Les falsificateurs
Par Hurluberlu le mercredi 9 juillet 2008, 22:01 - livres (re)lus - Lien permanent
Le livre d'Antoine Bello se lit bien, se lit
vite, un peu trop même. L'idée au fondement du livre est géniale, c'est
d'ailleurs elle, telle que décrite sur la quatrième de couverture, qui m'a
incité à l'acheter: "C'est l'histoire d'une organisation secrète
internationale, le CFR (Consortium de Falsification du réel) qui falsifie la
réalité mais dont personne ne connaît les motivations. C'est l'histoire de
quelques unes des plus grandes supercheries de notre époque : de Laïka, la
première chienne dans l'espace, qui n'a jamais existé, de Christophe Colomb qui
n'a pas découvert l'Amérique, des fausses archives de la Stasi. C'est
l'histoire d'un jeune homme, embauché par le CFR, qui veut comprendre pourquoi
et pour qui il travaille. C'est l'histoire d'une bande d'amis qui veulent
réussir leur vie, sans trop savoir ce que cela veut dire. C'est, d'une certaine
façon, l'histoire de notre siècle". Le style est très efficace, les
phrases s'enchaînent sans accroc et le roman se dévore donc, quoique certaines
ficelles soient un peu trop voyantes —comme cette manie de faire une phrase
cliffhanger à chaque fin de chapitre ou presque. Mais comme parfois
dans certains romans policiers, je suis sorti un peu déçu: d'abord, parce que
le roman se termine sur un "À suivre" suggérant la possibilité d'une
suite, et donc laissant le lecteur insatisfait de n'avoir lu qu'une partie d'un
texte plus large qu'il n'a pu lire en entier (à moins que ce ne soit un
stratagème pour instiller une paranoïa chez le lecteur s'inquiétant de
l'existence réelle du CFR); ensuite parce que si l'idée est correctement
développée, passionnante, avec ce qu'il faut de suspense pour tourner avidement
les pages,on sort de la description des intrigues du CFR un peu déçu que cette
histoire de complot mondial si bien menée aboutisse finalement à pas grand
chose. Comprenons-nous bien: le style est efficace, l'idée de départ est
génial, mais une fois qu'on a refermé le livre après une lecture haletante, on
se dit finalement: tout ça pour ça?... Le CFR, toute ambitieuse qu'en soit
l'idée, est au final un pétard mouillé. C'est-à-dire que des enjeux dont était
porteur le sujet, il ne reste qu'un agréable moment de lecture, mais rien de ce
frisson littéraire qui fait que le livre reste après lecture longtemps dans
l'esprit du lecteur. Certes, il est évident que les histoires manigancées par
le CFR (par exemple celle ci, ou aussi le combat que mène cette
association) sont une métaphore sur le rôle de l'écrivain, qu'il y a des
références littéraires subtiles.
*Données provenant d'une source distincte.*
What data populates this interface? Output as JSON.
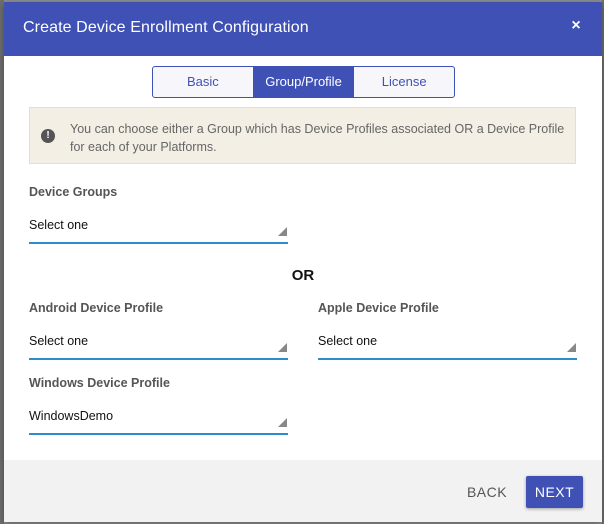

Mais une courte nouvelle comme Tlön, Uqbar, Orbis Tertius de Borges réussit dans les quelques
pages qui la composent à laisser bien plus de souvenirs forts chez le lecteur
fasciné que les cinq cents pages des falsificateurs, qui, je le
crains, seront vite oubliés. En somme l'auteur ne pousse pas aux bouts de la
folie et du danger les implications de son brillant édifice: car s'il arrive à
rendre crédible cette machination internationale qu'est le CFR, si ainsi il
reprend avec humour les récentes vagues de complotites aiguës —je pense au 11
septembre, qui sera ans doute le sujet de l'éventuel deuxième tome—, il
n'atteint pas le niveau de style et de délire qui auraient fait de son roman
une œuvre plus forte qu'elle ne l'est finalement, une savante construction
recréant l'histoire et la littérature à l'aune d'un style peut-être moins
efficace mais aussi un peu plus mystérieux. Peut-être que j'attendais aussi
trop de ce roman, et que je voulais de lui qu'il fût non pas un simple roman
divertissant, mais surtout ce genre de délire pervers et brillant qui sait
aller au delà du genre thriller dans ces zones dangereuses de l'esprit
littéraire. Il reste cependant que je ne regrette pas ma lecture, car il est
toujours bon de s'amuser en lisant, et c'est ainsi que j'ai lu ce roman.

Commentaires
Le style est sans doute efficace, comme vous le soulignez plusieurs fois, c'est la marque d'un écrivain professionnel, d'un type qui comme Bello, veut réussir sa vie, ou sa carrière, ou pondre un best seller. Dommage que ce soit si creux, effectivement, mais c'est la fatalité, j'en ai bien peur (pour lui), pour ce genre de personnage. A la bonne vôtre
La suite des Eclaireurs vient de sortir. Ca s'appelle "Les Eclaireurs".